Бенони чуть не подскочил при последних словах своего собеседника.
— Прости меня, но я не понимаю, как может эта девушка, о которой ты говоришь, быть ему племянницей, когда я знаю, что у него другой родни, кроме покойной жены моей, не было!
— Этого я не знаю, — небрежно отозвался Халев, — знаю только, что лет 19 или 20 тому назад эта девушка была принесена в селение ессеев еще грудным младенцем ливийской рабыней, по имени Нехушта, которая рассказала, что мать девочки, потерпев крушение на пути в Александрию, родила младенца на разбитом судне и умерла в родах, завещав отнести ребенка к старику Итиэлю, чтобы тот вырастил и воспитал ее!
— Так, значит, эта госпожа Мириам последовательница учения ессеев? — спросил Бенони.
— Нет, она — христианка, так как того желала ее покойная мать, которая сама принадлежала к этой секте!
Старик не выдержал, поднялся со своего ложа и принялся ходить взад и вперед по портику.
— Ну, а какова эта госпожа Мириам? — продолжал расспрашивать старый Бенони.

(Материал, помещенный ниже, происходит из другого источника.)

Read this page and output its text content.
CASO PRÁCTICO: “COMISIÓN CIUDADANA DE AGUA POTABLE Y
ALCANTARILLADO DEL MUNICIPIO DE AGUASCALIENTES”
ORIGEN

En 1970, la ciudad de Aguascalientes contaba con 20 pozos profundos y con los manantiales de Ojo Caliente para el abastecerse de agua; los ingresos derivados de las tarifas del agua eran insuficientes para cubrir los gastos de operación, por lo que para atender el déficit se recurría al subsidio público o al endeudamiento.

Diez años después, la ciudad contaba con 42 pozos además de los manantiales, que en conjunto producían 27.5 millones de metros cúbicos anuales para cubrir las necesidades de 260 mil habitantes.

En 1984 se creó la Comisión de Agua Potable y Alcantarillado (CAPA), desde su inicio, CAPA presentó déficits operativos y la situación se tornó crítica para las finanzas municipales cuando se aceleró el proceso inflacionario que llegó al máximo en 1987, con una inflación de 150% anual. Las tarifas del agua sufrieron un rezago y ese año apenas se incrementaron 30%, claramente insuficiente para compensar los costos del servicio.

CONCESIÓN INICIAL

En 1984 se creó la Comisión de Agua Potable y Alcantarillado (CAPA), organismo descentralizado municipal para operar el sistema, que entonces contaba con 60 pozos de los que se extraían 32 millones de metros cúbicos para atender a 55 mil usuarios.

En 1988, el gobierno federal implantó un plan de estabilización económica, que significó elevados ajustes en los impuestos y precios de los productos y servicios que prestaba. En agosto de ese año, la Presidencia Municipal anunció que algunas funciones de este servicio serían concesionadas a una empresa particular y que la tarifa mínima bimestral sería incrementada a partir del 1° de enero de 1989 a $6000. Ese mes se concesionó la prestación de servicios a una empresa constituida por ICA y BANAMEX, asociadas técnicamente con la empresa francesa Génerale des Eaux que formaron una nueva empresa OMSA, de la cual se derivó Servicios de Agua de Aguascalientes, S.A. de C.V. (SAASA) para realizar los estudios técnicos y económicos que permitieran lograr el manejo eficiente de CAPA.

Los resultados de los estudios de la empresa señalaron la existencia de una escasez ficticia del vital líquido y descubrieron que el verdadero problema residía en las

— О, она — прекраснее всех девушек Иудеи, хотя несколько миниатюрна и худощава, кроме того, она мила, кротка, приветлива и образованна, как ни одна женщина!
— Это весьма восторженные похвалы! — заметил старик.
— Быть может, я несколько пристрастен к ней, но мы росли вместе, и я надеюсь, что когда-нибудь она станет моей женой!
— Ты разве обручен с нею, господин? — осведомился Бенони.
— Нет, мы еще не обручены друг с другом, — сказал Халев несколько смущенно, — но я не смею злоупотреблять твоею любезностью и отнимать твое драгоценное время, господин, рассказами о своих сердечных делах! Позволь мне просить тебя ко мне завтра на ужин и, если ты почтишь меня своим посещением, то слуга твой будет тебе за это много признателен!
— Я буду у тебя на ужине, господин, — проговорил Бенони, — так как хотел бы знать, что теперь делается в Иерусалиме, откуда ты только что прибыл, если не ошибаюсь. А ты, как вижу, из числа тех людей, которые умеют держать глаза и уши всегда широко раскрытыми!